The Company has analyzed the impacts of these amendments on all QSPEs and VIE structures with which it is involved.
Based on this analysis, the Company expects to consolidate its multi-seller conduit, Three Pillars, and a CLO entity. The
Company will consolidate these entities because certain subsidiaries of the Company have significant decision-making rights
and own VIs that could potentially be significant to these VIEs. The primary balance sheet impacts from consolidating Three
Pillars and the CLO on January 1, 2010, will be increases in loans and leases, the related allowance for loan losses, LHFS,
long-term debt, and other short-term borrowings. The consolidations of Three Pillars and the CLO will have no impact on the
Company’s earnings or cash flows that result from its involvement with these VIEs, but the Company’s Consolidated
Statements of Income/(Loss) will generally reflect a reduction in noninterest income and an increase in net interest income
and noninterest expense due to the consolidations. For additional information on the Company’s VIE structures, refer to
Note 11, “Certain Transfers of Financial Assets, Mortgage Servicing Rights and Variable Interest Entities,” to the
Consolidated Financial Statements.
The combined impact of consolidating Three Pillars and the CLO on January 1, 2010 were incremental total assets and total
liabilities of approximately $2 billion, respectively, and an insignificant impact on shareholders’ equity. No additional
funding requirements with respect to these entities are expected to significantly impact the liquidity position of the Company.

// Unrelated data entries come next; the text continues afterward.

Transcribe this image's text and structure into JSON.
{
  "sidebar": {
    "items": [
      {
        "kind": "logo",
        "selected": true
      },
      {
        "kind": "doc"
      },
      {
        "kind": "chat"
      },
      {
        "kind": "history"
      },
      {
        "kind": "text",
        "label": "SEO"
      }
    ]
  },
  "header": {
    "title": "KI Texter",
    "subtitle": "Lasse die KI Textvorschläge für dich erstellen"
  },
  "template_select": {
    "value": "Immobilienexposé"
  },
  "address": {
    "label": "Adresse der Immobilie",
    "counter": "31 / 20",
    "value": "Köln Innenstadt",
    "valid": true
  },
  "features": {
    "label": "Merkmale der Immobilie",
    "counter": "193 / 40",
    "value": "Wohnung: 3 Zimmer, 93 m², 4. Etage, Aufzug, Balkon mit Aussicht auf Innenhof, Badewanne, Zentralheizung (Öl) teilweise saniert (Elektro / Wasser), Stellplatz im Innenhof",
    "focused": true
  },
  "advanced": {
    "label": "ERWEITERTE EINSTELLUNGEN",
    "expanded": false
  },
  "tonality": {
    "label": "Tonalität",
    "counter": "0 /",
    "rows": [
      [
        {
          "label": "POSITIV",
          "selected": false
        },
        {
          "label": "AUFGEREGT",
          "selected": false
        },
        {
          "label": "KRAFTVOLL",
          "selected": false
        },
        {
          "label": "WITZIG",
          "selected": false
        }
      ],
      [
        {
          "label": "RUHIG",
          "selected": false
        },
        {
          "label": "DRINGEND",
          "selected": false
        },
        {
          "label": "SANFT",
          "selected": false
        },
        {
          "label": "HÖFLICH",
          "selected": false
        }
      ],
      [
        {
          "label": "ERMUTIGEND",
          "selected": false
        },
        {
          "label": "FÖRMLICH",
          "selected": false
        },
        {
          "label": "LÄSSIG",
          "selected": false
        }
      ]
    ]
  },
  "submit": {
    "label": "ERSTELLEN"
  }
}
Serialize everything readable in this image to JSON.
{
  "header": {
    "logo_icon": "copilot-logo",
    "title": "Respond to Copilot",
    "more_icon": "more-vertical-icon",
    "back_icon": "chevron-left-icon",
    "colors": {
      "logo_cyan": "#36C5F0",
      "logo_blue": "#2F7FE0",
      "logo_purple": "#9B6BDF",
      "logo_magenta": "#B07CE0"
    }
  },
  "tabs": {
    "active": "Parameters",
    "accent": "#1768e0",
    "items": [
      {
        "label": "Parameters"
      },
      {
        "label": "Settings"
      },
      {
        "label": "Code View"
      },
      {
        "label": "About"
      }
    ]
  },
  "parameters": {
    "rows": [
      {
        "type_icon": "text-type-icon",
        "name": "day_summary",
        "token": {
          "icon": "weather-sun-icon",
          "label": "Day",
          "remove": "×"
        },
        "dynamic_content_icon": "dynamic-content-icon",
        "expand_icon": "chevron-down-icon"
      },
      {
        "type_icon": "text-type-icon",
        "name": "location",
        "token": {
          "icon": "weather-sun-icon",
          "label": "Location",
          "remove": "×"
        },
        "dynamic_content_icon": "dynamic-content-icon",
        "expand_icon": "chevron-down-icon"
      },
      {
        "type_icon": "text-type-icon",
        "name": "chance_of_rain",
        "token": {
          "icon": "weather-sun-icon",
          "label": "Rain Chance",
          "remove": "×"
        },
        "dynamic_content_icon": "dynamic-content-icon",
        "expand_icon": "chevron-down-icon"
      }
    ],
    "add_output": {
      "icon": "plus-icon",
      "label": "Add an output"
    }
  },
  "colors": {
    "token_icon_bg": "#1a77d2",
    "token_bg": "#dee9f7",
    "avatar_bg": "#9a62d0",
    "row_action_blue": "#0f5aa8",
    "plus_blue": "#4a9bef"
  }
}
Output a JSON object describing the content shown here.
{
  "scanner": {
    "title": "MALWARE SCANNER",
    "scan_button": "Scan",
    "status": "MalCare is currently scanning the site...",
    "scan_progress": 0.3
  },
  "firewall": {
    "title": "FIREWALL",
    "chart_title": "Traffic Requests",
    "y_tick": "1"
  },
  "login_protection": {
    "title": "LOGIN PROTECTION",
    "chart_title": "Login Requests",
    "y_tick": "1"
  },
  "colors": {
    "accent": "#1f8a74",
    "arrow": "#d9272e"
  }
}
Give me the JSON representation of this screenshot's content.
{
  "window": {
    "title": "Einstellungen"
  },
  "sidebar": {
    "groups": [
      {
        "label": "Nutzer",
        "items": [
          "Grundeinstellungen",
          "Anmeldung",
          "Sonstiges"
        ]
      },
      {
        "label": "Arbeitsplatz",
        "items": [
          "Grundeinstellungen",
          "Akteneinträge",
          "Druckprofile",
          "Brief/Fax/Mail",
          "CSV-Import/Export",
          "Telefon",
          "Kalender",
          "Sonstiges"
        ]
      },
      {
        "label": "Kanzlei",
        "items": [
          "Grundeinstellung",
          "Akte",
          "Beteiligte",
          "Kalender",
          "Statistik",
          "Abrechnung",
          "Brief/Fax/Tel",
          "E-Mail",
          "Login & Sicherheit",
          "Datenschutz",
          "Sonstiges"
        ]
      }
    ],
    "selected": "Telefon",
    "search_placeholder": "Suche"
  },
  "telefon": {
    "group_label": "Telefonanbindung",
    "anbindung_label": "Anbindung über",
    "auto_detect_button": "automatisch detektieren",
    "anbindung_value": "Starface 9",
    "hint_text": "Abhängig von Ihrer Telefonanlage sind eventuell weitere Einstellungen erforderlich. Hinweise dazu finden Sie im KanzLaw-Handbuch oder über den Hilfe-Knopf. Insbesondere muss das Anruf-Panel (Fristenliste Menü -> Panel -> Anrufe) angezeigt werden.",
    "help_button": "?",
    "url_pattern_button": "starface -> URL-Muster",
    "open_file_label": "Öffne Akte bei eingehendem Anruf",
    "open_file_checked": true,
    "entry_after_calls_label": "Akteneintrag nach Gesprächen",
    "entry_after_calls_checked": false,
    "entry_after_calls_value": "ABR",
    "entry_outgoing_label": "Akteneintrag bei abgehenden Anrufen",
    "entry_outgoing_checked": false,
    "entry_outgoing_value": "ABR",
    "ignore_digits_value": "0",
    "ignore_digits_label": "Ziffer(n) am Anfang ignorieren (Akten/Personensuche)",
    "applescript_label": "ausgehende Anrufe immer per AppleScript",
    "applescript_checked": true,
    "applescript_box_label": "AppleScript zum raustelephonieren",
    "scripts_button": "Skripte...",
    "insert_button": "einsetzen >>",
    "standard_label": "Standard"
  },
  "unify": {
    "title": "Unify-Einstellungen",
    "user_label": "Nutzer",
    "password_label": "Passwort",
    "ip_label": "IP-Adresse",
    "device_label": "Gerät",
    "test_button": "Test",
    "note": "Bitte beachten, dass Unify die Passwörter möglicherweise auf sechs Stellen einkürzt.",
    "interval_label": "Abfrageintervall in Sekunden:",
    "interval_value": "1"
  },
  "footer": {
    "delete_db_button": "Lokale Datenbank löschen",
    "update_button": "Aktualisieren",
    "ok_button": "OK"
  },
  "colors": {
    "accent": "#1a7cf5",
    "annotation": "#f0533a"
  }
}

Upon adoption, the Company consolidated the assets and liabilities of Three Pillars at their unpaid principal amounts and will
subsequently account for these assets and liabilities on an accrual basis. Upon adoption, the Company consolidated the assets
and liabilities of the CLO based on their estimated fair values and made an irrevocable election to carry all of the financial
assets and financial liabilities of the CLO at fair value. The pro forma impact on certain of the Company’s regulatory capital
ratios as a result of consolidating Three Pillars and the CLO is not significant.
The Company does not currently believe that it is the primary beneficiary of any other significant off-balance sheet entities
with which it is involved; however, the accounting guidance requires an entity to reassess whether it is the primary
beneficiary at least quarterly. The Company does not currently expect to consolidate additional VIEs in future periods.
In January 2010, the FASB voted to finalize an ASU that would defer the amendments to ASC 810-10 for certain investment
entities that have the attributes of entities subject to the “Investment Company Guide” and for MMMF that comply with or
operate in accordance with requirements that are similar to those included in Rule 2a-7 of the Investment Company Act of
1940. Certain of the Company’s wholly-owned subsidiaries provide investment advisor services for various private
placement and publicly registered investment funds. The Company expects that the deferral will apply to all of these funds.